Late the following day, Cat moved from the Rose and Thistle Inn to Fiona's house. The house had originally belonged to Cat's and Fiona's grandmother, Fiona Abernethy, wife to the first Earl of Sithean. The cousins' mutual great-grandmother, the legendary Janet Leslie, had felt it fitting that the house go to Fiona Abernethy's namesake, and so Fiona Leslie had inherited it.

It was not a large house. Built about seventy years before, it was a mellowed red brick, well covered with ivy on three sides. The basement held a good kitchen, a pantry, a still room, and a wash room with several large tubs for doing laundry. The main floor held a charming dining room, a formal parlor, a small family parlor that opened into the garden, and a full library. On the second floor were four bedrooms, each with its own dressing room. And in the attic were rooms for the maids.

The house had a small stable where Cat housed Dearg, and the garden was filled with flowers, herbs, and fruit trees. Set off fashionable High Street, it was quiet, and little traffic passed by.
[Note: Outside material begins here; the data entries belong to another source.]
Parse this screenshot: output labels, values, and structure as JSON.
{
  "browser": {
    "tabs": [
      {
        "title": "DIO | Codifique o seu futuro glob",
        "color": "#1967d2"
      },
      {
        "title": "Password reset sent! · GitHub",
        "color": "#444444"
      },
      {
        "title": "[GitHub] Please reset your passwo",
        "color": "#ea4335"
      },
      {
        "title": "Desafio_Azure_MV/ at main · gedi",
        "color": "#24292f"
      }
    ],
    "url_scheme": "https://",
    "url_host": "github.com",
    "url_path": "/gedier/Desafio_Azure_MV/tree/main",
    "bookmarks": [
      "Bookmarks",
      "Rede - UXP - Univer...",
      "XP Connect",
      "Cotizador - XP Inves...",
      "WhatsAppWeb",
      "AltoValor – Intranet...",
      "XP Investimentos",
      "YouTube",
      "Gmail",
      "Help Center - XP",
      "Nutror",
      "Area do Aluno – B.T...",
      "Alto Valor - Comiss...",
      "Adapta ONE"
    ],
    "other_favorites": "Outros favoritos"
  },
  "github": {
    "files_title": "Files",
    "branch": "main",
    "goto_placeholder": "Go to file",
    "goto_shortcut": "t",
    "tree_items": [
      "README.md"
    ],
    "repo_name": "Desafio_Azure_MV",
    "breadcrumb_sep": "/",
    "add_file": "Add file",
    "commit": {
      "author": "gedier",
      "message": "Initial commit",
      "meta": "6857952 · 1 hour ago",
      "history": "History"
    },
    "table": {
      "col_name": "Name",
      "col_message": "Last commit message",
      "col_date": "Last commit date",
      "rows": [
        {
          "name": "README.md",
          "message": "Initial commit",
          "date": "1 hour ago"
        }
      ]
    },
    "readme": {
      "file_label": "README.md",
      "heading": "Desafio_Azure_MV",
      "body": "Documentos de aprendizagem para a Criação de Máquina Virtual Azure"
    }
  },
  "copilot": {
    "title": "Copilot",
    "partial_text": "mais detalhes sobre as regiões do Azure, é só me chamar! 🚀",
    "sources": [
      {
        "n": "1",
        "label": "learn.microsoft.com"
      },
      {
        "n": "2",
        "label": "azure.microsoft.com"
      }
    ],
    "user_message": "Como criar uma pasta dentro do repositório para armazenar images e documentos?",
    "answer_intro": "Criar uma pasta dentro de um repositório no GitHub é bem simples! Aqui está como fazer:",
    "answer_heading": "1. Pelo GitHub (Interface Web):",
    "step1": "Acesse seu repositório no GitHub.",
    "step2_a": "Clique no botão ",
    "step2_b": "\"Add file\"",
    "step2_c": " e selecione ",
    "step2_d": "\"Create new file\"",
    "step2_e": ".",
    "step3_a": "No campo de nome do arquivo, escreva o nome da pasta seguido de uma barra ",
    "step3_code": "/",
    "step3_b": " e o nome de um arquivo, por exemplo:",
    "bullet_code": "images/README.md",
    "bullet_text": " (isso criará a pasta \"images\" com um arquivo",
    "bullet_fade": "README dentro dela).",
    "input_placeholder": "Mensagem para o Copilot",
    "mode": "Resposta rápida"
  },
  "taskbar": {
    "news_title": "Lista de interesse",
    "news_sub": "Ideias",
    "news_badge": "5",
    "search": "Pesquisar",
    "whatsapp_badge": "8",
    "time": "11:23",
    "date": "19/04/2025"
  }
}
Mrs. Kerr, a cozy, plump widow of middle years, was sympathetic. She had, she confided to Cat, once been in the same position. Her husband had been killed in a border skirmish with the English when she was six months pregnant. She had raised her boy alone, and a fine lad he'd turned out to be, too! He was apprenticed to a butcher now.

'Did my cousin, Lady Leslie, tell ye how my husband died?' asked Cat.

Mrs. Kerr shook her head.

'A border skirmish also,' said Cat sadly. 'In the Cheviot, only two months ago.'

'Aye,' said the other woman, nodding in sympathy. 'I remember it. But they lost more lads than we did.'

Alone once again, Cat chuckled to herself. 'Kate Abernethy' would soon be established. She had recognized Mrs. Kerr as a gossip-a kindly soul, but a gossip.